The Sabre takes McLaren’s mainstay 4.0-liter twin-turbocharged V8 and cranks the output to 824 horsepower, with 590 lb-ft of torque. That kind of firepower will reportedly take the Sabre all the way up to a top speed of 218 mph, making this the fastest non-hybrid two-seater McLaren has ever sold. “Two-seater” is the operative hedge here, because the two McLarens that are quicker in a straight line — the F1 and the Speedtail — each have room for three.
McLaren Special Operations will build just 15 Sabres, and they’ll all be a little bit different, as each will be configured specifically to the customer’s liking. Above, we see one with a two-tone indigo and polished carbon-fiber finish with brighter blue accents; another is white and red, possibly as a tribute to McLaren’s grand prix-winning racecars of the ’80s and early ’90s; yet another floating around the web appears to be yellow.

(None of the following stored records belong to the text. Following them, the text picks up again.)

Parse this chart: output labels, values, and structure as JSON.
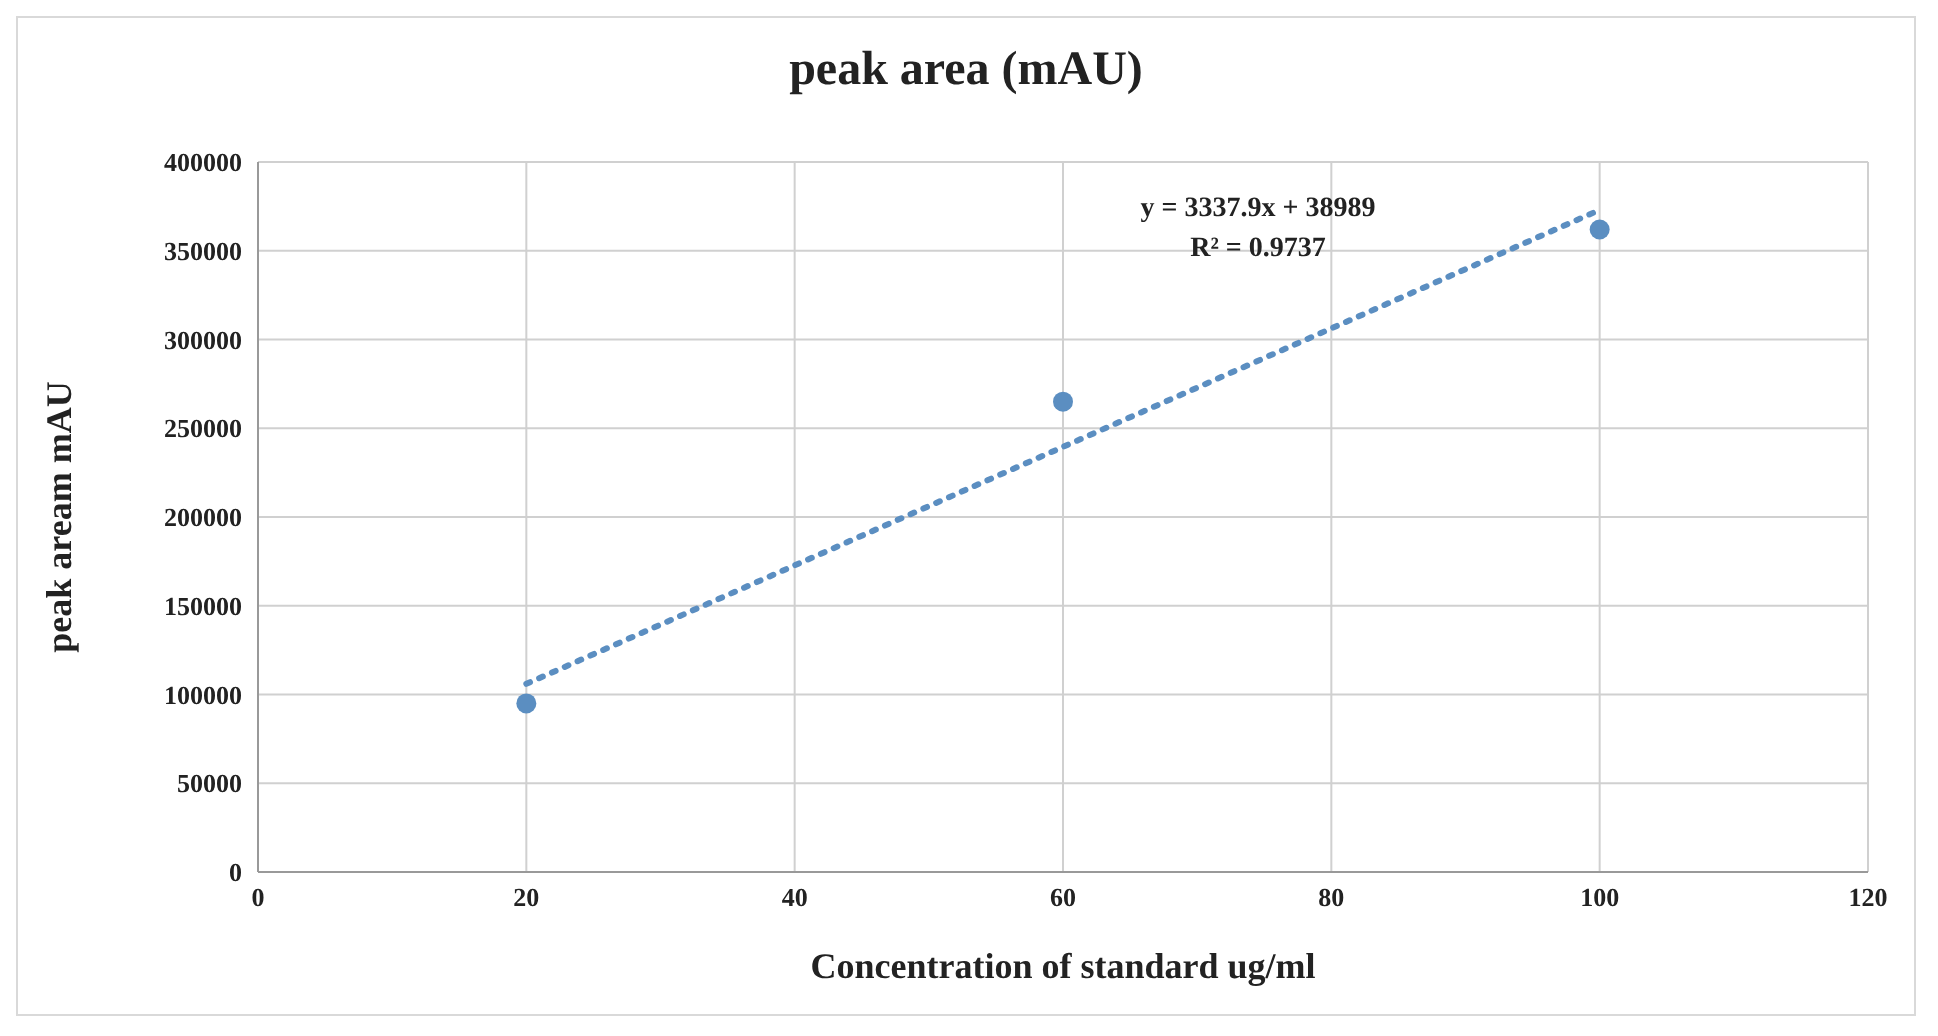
{
  "chart_data": {
    "type": "scatter",
    "title": "peak area (mAU)",
    "xlabel": "Concentration of standard ug/ml",
    "ylabel": "peak aream mAU",
    "series": [
      {
        "color": "#5b8ec1",
        "x": [
          20,
          60,
          100
        ],
        "values": [
          95000,
          265000,
          362000
        ]
      },
      {
        "type": "line",
        "color": "#5b8ec1",
        "x": [
          20,
          100
        ],
        "values": [
          106000,
          373000
        ],
        "line_style": "dotted",
        "marker": "none"
      }
    ],
    "annotations": [
      "y = 3337.9x + 38989",
      "R² = 0.9737"
    ],
    "xlim": [
      0,
      120
    ],
    "xticks": [
      0,
      20,
      40,
      60,
      80,
      100,
      120
    ],
    "ylim": [
      0,
      400000
    ],
    "yticks": [
      0,
      50000,
      100000,
      150000,
      200000,
      250000,
      300000,
      350000,
      400000
    ],
    "grid": true,
    "marker": "circle"
  }
}
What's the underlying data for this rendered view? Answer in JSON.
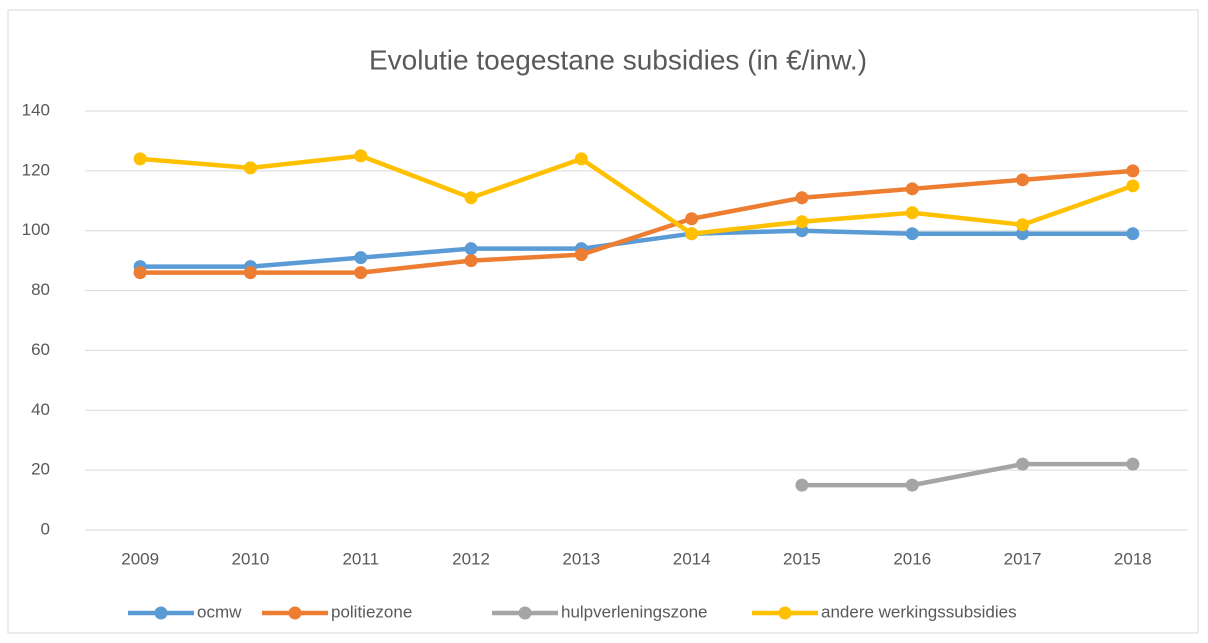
{
  "chart_data": {
    "type": "line",
    "title": "Evolutie toegestane subsidies (in €/inw.)",
    "categories": [
      "2009",
      "2010",
      "2011",
      "2012",
      "2013",
      "2014",
      "2015",
      "2016",
      "2017",
      "2018"
    ],
    "series": [
      {
        "name": "ocmw",
        "color": "#5b9bd5",
        "values": [
          88,
          88,
          91,
          94,
          94,
          99,
          100,
          99,
          99,
          99
        ]
      },
      {
        "name": "politiezone",
        "color": "#ed7d31",
        "values": [
          86,
          86,
          86,
          90,
          92,
          104,
          111,
          114,
          117,
          120
        ]
      },
      {
        "name": "hulpverleningszone",
        "color": "#a5a5a5",
        "values": [
          null,
          null,
          null,
          null,
          null,
          null,
          15,
          15,
          22,
          22
        ]
      },
      {
        "name": "andere werkingssubsidies",
        "color": "#ffc000",
        "values": [
          124,
          121,
          125,
          111,
          124,
          99,
          103,
          106,
          102,
          115
        ]
      }
    ],
    "ylim": [
      0,
      140
    ],
    "yticks": [
      0,
      20,
      40,
      60,
      80,
      100,
      120,
      140
    ],
    "grid": true,
    "legend": "bottom"
  }
}
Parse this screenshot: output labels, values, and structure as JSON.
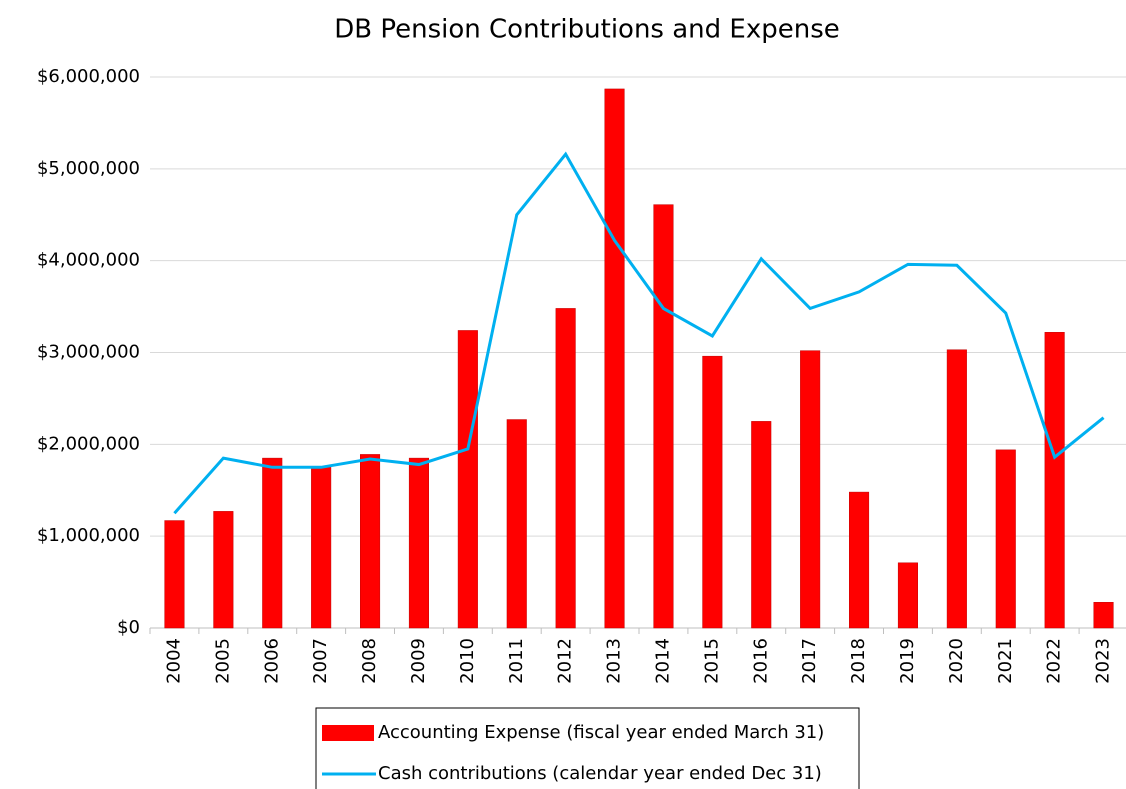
{
  "chart_data": {
    "type": "bar_line",
    "title": "DB Pension Contributions and Expense",
    "categories": [
      "2004",
      "2005",
      "2006",
      "2007",
      "2008",
      "2009",
      "2010",
      "2011",
      "2012",
      "2013",
      "2014",
      "2015",
      "2016",
      "2017",
      "2018",
      "2019",
      "2020",
      "2021",
      "2022",
      "2023"
    ],
    "series": [
      {
        "name": "Accounting Expense (fiscal year ended March 31)",
        "type": "bar",
        "color": "#ff0000",
        "values": [
          1170000,
          1270000,
          1850000,
          1750000,
          1890000,
          1850000,
          3240000,
          2270000,
          3480000,
          5870000,
          4610000,
          2960000,
          2250000,
          3020000,
          1480000,
          710000,
          3030000,
          1940000,
          3220000,
          280000
        ]
      },
      {
        "name": "Cash contributions (calendar year ended Dec 31)",
        "type": "line",
        "color": "#00b0f0",
        "values": [
          1250000,
          1850000,
          1750000,
          1750000,
          1840000,
          1780000,
          1950000,
          4500000,
          5160000,
          4220000,
          3480000,
          3180000,
          4020000,
          3480000,
          3660000,
          3960000,
          3950000,
          3430000,
          1860000,
          2290000
        ]
      }
    ],
    "ylim": [
      0,
      6000000
    ],
    "yticks": [
      {
        "value": 0,
        "label": "$0"
      },
      {
        "value": 1000000,
        "label": "$1,000,000"
      },
      {
        "value": 2000000,
        "label": "$2,000,000"
      },
      {
        "value": 3000000,
        "label": "$3,000,000"
      },
      {
        "value": 4000000,
        "label": "$4,000,000"
      },
      {
        "value": 5000000,
        "label": "$5,000,000"
      },
      {
        "value": 6000000,
        "label": "$6,000,000"
      }
    ],
    "grid": true,
    "legend": "bottom"
  }
}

The Sabre’s silhouette closely follows that of the Senna, with a few additions like a Le Mans prototype-esque shark fin bridging the space between the back of the cockpit and the rear wing. Up front, air will be sliced and funneled by a more elaborate splitter with prominent canards. Every single visual cue suggests the Sabre Means Business, though I do lament that all of this has evidently come at the cost of the Senna’s coolest exterior feature — its lower door windows.
McLaren says all Sabres are going to buyers in the United States, apparently because aspects of the car would prohibit it from being sold elsewhere in the world. We don’t know what those specific qualities are, but regardless, it is rare to see a hypercar from a British or European automaker kept out of Europe.
What do you think of the Sabre, then? Personally, I’m struggling to care, as I already found the Senna pretty garish; I’m more looking forward to the Artura, which will be McLaren’s first completely new product in the better part of a decade, rather than yet another patch on an existing model.